La qualité de l’eau d’un cours d’eau est le reflet des activités sur le bassin versant. Des solutions existent pour préserver les cours d’eau et la biodiversité en général mais sont peu appliquées. Il faut recréer des zones humides partout où cela est possible, replanter des haies, elles fournissent des habitats à de nombreuses espèces comme les oiseaux et les insectes qui sont des auxiliaires des cultures, elles permettent aussi de lutter contre les coulées de boue et leurs racines épurent l’eau. Il faut arrêter d’utiliser des pesticides et limiter l’irrigation des monocultures comme le maïs, grand consommateur d’eau en été. Pour cela, il faut changer nos modes de consommation, manger local et de saison, de préférence bio. Arrêter de consommer des produits utra-transformés et suremballés, manger moins de viande mais de qualité. Le consommateur a les clés du changement, il doit s’en emparer.
Le bio est plus cher ? oui, sans contestation s’il n’y a pas changement de comportement alimentaire. Par contre, en achetant directement aux producteurs des aliments de saison et en retrouvant le chemin des fourneaux, l’équation est tout autre et le surcoût devient limité voire inexistant. Le surcoût du bio est biaisé. Nous ne payons pas le vrai prix quand nous achetons des aliments qui viennent du bout du monde ou qui sont produits avec de nombreux intrants. Le prix payé ne reflète pas le vrai coût pour la société et l’environnement, il n’inclut pas les effets funestes sur les écosystèmes, la pollution de l’eau, le changement climatique, les coulées de boue, l’assèchement des rivières, les maladies, etc…
C’était la St Valentin il y a quelques jours, nous offrons des fleurs alors que la France est sous la neige. Les roses viennent en partie par avion du Kenya, elles y poussent en consommant une eau précieuse et contiennent 25 molécules interdites en Europe, nous ne pouvons continuer ainsi.

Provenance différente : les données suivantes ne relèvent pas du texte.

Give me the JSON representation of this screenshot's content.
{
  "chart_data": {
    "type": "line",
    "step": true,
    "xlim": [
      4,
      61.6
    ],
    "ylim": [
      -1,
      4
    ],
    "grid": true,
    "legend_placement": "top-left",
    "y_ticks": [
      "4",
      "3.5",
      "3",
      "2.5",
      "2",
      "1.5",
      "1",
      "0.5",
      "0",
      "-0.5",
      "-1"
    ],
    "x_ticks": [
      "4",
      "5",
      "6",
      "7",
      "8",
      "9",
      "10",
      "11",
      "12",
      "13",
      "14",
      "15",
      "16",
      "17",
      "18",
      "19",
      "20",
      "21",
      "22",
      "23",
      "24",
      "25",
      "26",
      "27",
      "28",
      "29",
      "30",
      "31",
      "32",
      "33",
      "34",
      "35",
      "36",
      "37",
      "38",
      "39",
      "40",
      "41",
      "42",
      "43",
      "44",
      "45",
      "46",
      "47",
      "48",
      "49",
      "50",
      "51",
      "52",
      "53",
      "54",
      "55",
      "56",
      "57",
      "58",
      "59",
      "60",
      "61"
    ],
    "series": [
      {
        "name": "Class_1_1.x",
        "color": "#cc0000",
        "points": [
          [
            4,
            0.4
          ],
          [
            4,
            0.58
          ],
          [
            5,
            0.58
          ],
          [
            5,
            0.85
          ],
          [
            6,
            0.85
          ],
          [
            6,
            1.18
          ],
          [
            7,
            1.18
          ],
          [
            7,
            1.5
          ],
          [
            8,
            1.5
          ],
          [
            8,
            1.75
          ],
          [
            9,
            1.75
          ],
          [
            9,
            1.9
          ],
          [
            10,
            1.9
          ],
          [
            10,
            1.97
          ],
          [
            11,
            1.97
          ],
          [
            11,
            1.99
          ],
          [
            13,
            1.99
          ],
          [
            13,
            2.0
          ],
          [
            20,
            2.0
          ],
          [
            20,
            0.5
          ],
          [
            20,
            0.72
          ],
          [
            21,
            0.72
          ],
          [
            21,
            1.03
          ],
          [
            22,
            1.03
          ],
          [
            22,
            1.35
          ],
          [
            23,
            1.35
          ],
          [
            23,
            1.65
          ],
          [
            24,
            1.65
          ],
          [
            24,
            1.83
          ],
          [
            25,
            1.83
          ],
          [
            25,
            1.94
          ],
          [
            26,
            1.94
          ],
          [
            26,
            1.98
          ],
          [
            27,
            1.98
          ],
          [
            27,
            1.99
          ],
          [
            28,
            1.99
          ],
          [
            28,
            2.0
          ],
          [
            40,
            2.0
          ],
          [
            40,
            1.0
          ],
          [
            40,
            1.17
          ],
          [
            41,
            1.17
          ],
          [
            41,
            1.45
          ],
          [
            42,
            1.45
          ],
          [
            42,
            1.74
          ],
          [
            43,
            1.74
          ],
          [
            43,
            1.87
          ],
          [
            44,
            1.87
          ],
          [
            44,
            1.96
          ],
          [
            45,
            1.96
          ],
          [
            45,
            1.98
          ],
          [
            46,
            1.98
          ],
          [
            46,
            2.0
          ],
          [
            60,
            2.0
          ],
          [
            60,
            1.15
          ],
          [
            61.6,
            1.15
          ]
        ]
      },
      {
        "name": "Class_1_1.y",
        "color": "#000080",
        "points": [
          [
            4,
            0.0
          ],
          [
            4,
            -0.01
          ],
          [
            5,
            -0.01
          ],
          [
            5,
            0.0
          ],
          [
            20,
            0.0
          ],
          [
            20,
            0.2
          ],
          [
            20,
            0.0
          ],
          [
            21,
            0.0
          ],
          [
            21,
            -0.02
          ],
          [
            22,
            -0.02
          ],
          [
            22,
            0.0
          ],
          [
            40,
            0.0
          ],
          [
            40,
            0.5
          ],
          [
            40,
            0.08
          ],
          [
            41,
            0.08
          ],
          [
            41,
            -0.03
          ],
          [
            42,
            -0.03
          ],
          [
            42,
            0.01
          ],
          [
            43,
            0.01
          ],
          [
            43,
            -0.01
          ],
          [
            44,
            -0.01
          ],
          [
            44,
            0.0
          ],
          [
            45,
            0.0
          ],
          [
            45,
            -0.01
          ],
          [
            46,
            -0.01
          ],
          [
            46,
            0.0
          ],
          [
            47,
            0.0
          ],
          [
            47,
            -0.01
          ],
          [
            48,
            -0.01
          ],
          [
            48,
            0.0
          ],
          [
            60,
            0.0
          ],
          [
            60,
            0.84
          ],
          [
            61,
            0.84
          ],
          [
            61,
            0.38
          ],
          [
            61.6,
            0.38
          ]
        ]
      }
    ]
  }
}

Y-a-t-il urgence d’agir en ce sens ?
Oui, pour moi, le compte à rebours est lancé, il faut agir vite, l’homme est dépendant des autres espèces, nous ne tiendrons pas longtemps sans les insectes par exemple dont 80% ont déjà disparu, dans le plus grand silence. Le changement climatique est plus prégnant, l’augmentation du CO2 a des conséquences dramatiques, son augmentation par le passé (en millions d’années), du fait de l’activité volcanique, a déjà causé de grandes extinctions, par effet de serre mais aussi par acidification de l’eau. Les organismes à squelette calcaire sont menacés mais les autres aussi, des études montrent des effets délétères de l’acidification de l’eau sur le développement des oeufs de poissons. Aujourd’hui, c’est l’activité humaine qui est responsable de l’augmentation du CO2. Il ne faut donc plus tarder, agir à tous les niveaux, personnellement aussi, chaque geste compte, ne pas tout attendre des élus, les décisions difficiles nécessitent l’adhésion du plus grand nombre, il faut agir dans l’intérêt de tous.